At this point, many students determine that age can indeed have a strong influence on how a young mind can be shaped and forced into believing a communication, whether from a leader or because of a weak set of social or personal affiliations. Clearly psychology plays a part in this, but I usually have to be careful that we don’t stray too far from talk about media communication in these discussions.

But if youth is a factor, as are these personal affiliations, how then, I asked this semester, do we explain the recent Washington Post story entitled, “Sex toy injuries surged after ‘Fifty Shades of Grey’ was published” (http://www.washingtonpost.com/blogs/wonkblog/wp/2015/02/10/sex-toy-injuries-surged-after-fifty-shades-of-grey-was-published/?tid=sm_tw)? This article quoted the Consumer Product Safety Commission as saying that “emergency room care for injuries involving sex toys has approximately doubled since 2007,” and that “Much of that increase happened in 2012 and 2013, following the release of the wildly popular erotic novels in the Fifty Shades of Grey series.

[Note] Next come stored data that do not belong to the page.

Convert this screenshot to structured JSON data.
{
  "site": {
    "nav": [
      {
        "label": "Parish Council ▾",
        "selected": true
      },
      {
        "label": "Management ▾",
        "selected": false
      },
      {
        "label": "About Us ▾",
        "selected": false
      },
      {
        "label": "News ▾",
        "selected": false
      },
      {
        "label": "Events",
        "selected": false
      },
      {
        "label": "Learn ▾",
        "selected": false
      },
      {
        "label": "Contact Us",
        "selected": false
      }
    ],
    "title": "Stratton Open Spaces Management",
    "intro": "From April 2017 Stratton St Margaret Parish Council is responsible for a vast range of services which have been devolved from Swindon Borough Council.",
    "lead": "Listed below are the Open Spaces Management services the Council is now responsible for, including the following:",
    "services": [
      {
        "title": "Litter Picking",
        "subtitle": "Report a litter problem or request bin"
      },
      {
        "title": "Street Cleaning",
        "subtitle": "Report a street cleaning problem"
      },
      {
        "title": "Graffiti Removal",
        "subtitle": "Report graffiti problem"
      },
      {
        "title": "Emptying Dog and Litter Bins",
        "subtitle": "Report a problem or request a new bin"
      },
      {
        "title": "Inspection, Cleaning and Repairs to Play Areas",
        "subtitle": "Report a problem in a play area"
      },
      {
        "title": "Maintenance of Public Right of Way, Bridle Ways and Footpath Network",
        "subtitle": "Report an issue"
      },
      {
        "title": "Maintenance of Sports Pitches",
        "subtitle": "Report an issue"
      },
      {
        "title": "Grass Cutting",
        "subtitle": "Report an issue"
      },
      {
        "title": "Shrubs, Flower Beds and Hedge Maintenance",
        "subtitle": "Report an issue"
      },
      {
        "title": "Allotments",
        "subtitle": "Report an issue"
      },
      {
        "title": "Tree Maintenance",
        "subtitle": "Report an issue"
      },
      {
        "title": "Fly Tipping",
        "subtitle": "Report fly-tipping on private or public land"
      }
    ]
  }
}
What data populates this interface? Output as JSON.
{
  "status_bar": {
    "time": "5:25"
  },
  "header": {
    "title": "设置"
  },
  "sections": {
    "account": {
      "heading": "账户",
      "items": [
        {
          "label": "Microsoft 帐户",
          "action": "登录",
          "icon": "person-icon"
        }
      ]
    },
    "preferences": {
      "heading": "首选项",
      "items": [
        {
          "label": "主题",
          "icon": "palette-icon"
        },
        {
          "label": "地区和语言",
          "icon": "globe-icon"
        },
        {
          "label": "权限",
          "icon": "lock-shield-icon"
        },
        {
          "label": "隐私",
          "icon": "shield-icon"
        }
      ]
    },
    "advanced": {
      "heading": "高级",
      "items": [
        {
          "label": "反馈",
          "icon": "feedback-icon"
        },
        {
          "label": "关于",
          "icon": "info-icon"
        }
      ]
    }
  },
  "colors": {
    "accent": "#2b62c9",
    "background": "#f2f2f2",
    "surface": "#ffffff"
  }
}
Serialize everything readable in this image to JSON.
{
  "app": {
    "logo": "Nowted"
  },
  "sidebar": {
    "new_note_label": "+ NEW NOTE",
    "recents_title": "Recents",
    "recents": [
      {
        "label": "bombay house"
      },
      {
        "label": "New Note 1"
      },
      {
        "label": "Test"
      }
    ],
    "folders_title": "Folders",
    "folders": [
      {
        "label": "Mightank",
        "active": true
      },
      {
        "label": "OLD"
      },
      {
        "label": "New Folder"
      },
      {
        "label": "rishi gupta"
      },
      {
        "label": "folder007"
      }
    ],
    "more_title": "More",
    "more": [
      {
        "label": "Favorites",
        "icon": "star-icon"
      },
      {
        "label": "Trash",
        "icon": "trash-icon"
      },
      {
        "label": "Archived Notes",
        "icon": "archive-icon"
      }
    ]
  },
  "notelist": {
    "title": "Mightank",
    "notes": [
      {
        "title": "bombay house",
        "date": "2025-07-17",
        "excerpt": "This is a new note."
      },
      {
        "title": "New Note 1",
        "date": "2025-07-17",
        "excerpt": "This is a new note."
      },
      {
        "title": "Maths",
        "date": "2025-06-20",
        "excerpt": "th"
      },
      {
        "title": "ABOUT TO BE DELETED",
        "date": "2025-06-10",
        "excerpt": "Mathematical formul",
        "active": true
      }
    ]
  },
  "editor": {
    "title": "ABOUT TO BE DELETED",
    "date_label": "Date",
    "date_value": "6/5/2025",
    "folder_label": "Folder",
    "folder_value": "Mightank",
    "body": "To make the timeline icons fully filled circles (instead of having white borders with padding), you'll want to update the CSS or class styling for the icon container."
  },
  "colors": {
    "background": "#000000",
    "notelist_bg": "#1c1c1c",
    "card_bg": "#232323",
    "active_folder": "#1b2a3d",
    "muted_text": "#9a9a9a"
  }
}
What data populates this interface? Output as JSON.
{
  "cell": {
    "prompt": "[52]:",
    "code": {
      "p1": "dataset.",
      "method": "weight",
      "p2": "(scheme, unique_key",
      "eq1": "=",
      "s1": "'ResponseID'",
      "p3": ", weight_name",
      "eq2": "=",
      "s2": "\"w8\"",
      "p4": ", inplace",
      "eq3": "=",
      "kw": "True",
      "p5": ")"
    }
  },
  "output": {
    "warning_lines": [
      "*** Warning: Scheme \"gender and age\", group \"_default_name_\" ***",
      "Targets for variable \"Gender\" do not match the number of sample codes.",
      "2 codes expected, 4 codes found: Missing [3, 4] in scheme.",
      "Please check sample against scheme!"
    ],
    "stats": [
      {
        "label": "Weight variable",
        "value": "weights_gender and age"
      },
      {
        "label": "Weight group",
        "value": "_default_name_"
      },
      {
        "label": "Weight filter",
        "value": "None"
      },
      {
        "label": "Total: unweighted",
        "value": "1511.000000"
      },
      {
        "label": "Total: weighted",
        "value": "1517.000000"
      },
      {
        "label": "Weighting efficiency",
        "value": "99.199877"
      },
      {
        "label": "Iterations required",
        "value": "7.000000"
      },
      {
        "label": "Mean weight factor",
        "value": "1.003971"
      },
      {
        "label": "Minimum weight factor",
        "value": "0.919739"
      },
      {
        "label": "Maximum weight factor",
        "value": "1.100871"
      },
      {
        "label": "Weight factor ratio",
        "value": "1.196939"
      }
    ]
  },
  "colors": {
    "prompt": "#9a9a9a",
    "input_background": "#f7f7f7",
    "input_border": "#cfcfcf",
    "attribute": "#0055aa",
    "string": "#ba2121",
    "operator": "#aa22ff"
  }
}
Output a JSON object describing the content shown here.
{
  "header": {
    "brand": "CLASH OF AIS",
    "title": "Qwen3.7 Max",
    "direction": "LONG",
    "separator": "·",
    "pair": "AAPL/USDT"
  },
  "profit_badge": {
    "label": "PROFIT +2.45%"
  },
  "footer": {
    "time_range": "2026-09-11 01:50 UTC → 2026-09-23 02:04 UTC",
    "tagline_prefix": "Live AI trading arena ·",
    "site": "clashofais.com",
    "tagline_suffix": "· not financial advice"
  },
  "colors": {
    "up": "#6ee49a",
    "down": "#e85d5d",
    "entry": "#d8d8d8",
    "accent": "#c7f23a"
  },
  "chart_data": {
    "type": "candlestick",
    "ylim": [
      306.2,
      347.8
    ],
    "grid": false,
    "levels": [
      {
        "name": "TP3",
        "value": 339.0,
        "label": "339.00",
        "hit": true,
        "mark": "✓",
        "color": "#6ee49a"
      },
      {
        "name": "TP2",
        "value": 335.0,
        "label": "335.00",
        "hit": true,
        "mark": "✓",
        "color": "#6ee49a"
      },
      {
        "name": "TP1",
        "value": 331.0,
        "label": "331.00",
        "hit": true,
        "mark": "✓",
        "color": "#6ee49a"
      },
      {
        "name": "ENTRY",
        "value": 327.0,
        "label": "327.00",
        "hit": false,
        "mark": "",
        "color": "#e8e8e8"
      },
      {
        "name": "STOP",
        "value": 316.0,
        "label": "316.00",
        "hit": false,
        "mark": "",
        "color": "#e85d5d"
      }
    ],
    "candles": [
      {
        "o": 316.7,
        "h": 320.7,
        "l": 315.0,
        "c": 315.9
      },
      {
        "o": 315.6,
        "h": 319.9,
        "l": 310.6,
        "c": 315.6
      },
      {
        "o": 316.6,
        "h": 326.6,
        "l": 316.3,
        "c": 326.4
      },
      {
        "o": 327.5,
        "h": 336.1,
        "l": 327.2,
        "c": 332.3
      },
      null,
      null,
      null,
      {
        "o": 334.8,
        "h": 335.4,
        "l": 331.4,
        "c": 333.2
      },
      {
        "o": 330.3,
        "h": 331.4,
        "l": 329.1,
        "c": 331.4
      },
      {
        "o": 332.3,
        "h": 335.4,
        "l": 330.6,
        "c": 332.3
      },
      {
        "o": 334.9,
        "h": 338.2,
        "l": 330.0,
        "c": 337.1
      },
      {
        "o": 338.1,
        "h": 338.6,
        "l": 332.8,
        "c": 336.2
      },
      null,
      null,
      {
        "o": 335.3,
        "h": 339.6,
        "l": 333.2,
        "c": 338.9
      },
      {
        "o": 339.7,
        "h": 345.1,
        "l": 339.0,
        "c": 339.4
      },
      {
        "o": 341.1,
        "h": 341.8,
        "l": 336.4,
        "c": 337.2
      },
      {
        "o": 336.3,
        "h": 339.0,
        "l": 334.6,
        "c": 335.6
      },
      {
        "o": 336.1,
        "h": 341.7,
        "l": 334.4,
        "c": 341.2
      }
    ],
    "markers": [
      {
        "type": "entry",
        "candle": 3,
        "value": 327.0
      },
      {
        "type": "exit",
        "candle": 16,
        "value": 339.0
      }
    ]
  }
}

And the overwhelming majority of these injuries — 83 percent — require ‘foreign body removals.’”

Books are certainly a mass medium, and adults have the option to accept or reject what they’re reading; what’s up here? Do we have consider correlation versus causation in this study? Or do mediated messages about sex perhaps lower people’s resistance to the messages?

I realize that this topic may not be suitable for all college classrooms here, and again, I’m in no way trying to imply that we need to revisit the magic bullet theory in future research. It is, however, a light and funny way to get the students to revisit their beliefs — to put doubt in their minds so they have to think things through in a new way and realize that the effects of media, like the ripples of a pebble in a lake, can be far-reaching.